Most changes have been done in l.s, an assembly file containing processor initialization code & other essential functions, and mmu.c, which has the MMU code specific to the Cell BE. This is a brief summary of the issues that were solved so far:
- As an enhancement, l.s now uses the TLBIA instruction to invalidate the whole TLB, instead of looping through all entries. This is both smaller & faster.
- The simulator was producing warnings about bad values used in specifying the TLB way. I found that a bit-mask used to specify the way had an invalid value.

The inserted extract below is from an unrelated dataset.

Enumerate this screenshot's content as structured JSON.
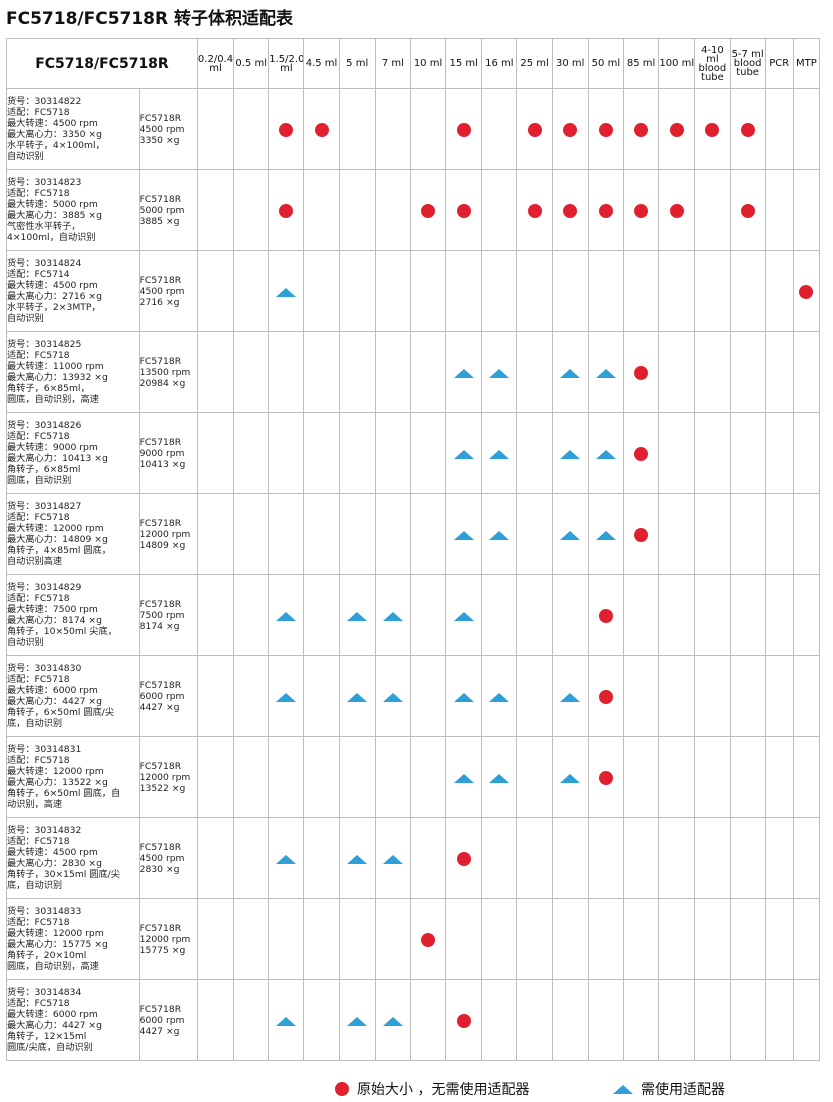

- We're software-managing the TLB, and I found that in certain places, inconsistency is created between the hardware TLB and the cached Software TLB.
- kernel pages weren't mapped correctly in the TLB whenswitching between processes.
Being working at a very early stage in the kernel, fixing all of these issues hasn't shown any perceivable improvement yet (other than the internal state of the processor being more like what we expect), simply because any little remaining issue is capable of screwing everything up!
By enabling Memory XLATE_FAULTS debug control in the simulator, I get a message saying “hw tlb loading disabled w/o sw loading available” right after switching to the user process. This is interesting because software management of TLB is enabled in the very beginning, long before the the user process is created, and I don't see that message during that. Anyway, at least I have a clue about where to look next!